The new Law’s amendment of article 4 of Law 26485 provides that any gender-based action or omission based on an unequal relationship of power, which directly or indirectly affects a woman’s life; freedom; dignity; physical, psychological, sexual, or economic well-being; political participation; or personal safety constitutes violence against women.
Law 27533 also amends article 5 of Law 26485 to establish that undermining, annulling, preventing, hampering, or restricting the political participation of women in violation of their right to engage in a political life free from violence and to participate in public and political affairs on equal terms with men constitutes political violence against women.
Finally, Law 27533 adds to article 6 of Law 26485 the provision that intimidating, harassing, dishonoring, discrediting, persecuting, bullying, or threatening women so as to prevent or restrict the development of their political life or access to political rights and duties is considered public political violence.
Under the provisions of the new law, street harassment of women is now considered violence against women.
Actions considered violence against women are subject to civil and criminal liability under articles 19–35 of Law 26485.

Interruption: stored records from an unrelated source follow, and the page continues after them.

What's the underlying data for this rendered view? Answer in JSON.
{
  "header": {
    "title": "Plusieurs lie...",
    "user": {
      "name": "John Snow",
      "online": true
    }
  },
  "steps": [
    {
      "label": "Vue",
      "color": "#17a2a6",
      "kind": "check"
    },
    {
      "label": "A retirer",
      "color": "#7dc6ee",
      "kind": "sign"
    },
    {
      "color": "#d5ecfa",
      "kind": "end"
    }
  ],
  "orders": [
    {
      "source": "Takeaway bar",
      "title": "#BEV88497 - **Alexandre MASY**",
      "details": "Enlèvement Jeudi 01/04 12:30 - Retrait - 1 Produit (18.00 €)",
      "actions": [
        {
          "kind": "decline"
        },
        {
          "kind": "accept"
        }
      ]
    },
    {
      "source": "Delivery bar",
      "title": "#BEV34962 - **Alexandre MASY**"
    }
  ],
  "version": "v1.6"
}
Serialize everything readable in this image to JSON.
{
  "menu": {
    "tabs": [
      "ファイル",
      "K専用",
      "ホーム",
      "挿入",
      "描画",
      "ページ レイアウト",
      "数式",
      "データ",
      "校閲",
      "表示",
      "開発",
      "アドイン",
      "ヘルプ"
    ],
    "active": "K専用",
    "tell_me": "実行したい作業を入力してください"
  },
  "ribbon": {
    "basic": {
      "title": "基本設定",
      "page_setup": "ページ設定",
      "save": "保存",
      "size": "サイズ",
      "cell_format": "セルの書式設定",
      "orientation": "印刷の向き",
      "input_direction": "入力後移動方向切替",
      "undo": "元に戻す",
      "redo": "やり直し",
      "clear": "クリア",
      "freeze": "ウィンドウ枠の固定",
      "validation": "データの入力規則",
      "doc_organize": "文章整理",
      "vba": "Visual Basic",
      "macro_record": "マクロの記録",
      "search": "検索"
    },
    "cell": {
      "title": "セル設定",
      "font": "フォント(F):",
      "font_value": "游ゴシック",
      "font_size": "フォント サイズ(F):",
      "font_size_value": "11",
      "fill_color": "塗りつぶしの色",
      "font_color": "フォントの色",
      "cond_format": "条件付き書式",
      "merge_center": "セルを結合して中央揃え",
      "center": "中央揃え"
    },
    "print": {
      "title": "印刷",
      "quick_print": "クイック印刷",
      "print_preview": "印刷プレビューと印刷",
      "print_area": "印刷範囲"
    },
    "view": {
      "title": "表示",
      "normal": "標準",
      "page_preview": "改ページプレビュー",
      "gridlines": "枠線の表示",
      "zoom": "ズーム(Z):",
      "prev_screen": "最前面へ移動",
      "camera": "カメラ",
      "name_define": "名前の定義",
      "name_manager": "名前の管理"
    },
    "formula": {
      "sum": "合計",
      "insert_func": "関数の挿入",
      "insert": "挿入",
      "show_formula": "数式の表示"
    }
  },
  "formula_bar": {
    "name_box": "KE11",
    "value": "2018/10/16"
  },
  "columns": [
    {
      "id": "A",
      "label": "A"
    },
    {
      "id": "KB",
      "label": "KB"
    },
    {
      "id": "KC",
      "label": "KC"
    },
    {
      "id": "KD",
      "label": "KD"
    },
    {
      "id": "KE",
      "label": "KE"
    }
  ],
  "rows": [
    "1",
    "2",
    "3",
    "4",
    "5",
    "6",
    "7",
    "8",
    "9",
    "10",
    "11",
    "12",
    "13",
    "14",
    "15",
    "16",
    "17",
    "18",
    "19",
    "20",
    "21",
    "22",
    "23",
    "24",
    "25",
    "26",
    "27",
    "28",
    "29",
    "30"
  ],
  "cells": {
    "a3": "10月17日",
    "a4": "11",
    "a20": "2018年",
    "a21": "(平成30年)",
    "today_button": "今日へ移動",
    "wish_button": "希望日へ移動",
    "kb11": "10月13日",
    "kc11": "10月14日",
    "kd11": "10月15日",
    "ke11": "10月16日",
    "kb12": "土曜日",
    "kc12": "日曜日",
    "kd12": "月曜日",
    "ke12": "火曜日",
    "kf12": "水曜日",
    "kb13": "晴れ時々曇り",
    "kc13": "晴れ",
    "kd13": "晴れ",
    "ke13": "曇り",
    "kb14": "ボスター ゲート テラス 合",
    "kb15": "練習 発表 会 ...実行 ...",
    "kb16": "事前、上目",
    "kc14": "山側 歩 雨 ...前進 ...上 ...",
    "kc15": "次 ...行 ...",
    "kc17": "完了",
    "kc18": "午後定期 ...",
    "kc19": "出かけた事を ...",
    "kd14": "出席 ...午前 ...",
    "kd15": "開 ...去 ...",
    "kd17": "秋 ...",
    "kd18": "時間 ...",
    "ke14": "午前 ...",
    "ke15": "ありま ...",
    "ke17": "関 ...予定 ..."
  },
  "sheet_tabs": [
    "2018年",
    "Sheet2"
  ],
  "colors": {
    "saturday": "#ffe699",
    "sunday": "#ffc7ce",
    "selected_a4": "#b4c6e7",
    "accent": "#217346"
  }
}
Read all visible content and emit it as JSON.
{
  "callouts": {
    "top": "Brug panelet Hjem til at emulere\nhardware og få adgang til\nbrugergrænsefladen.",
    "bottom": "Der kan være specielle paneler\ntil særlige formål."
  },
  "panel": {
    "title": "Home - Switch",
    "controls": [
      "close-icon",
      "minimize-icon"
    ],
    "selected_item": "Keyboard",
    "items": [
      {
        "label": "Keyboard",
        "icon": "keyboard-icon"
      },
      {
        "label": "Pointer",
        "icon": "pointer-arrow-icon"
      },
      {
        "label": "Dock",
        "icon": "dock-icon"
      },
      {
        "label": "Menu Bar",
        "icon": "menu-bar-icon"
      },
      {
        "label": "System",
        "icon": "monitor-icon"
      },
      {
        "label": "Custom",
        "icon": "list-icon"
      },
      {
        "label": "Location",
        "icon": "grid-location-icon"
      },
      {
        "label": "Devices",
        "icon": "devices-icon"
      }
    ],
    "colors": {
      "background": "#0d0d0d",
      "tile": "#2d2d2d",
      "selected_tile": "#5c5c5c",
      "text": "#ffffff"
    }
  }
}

Background to Argentina’s Laws on Political Violence Against Women
The foundation for Argentina’s laws on political violence against women was laid by the adoption in June 1994 of the Inter-American Convention on the Prevention, Punishment and Eradication of Violence Against Women, better known as the Convention of Belem do Para.
In 2004, the States Parties to the Convention agreed to create the Follow-up Mechanism to the Belem do Para Convention in order to monitor the implementation of the Convention in the State Parties.
In October 2015, the Follow-up Mechanism in its Declaration on Political Harassment and Violence Against Women called for “[promoting] legislation for the eradication of political violence and harassment against women.”
One year later, the Committee of Experts of the Follow-up Mechanism adopted its Inter-American Model Law on the Prevention, Punishment and Eradication of Violence Against Women in Political Life, in which the Committee recognized that “political violence against women constitutes a serious violation of the human rights of women and is a major threat to democracy.” The Model Law was adopted with the purpose of “assisting in the process of harmonization of national legal frameworks with the Belém do Pará Convention, on the issue of violence against women in public life.”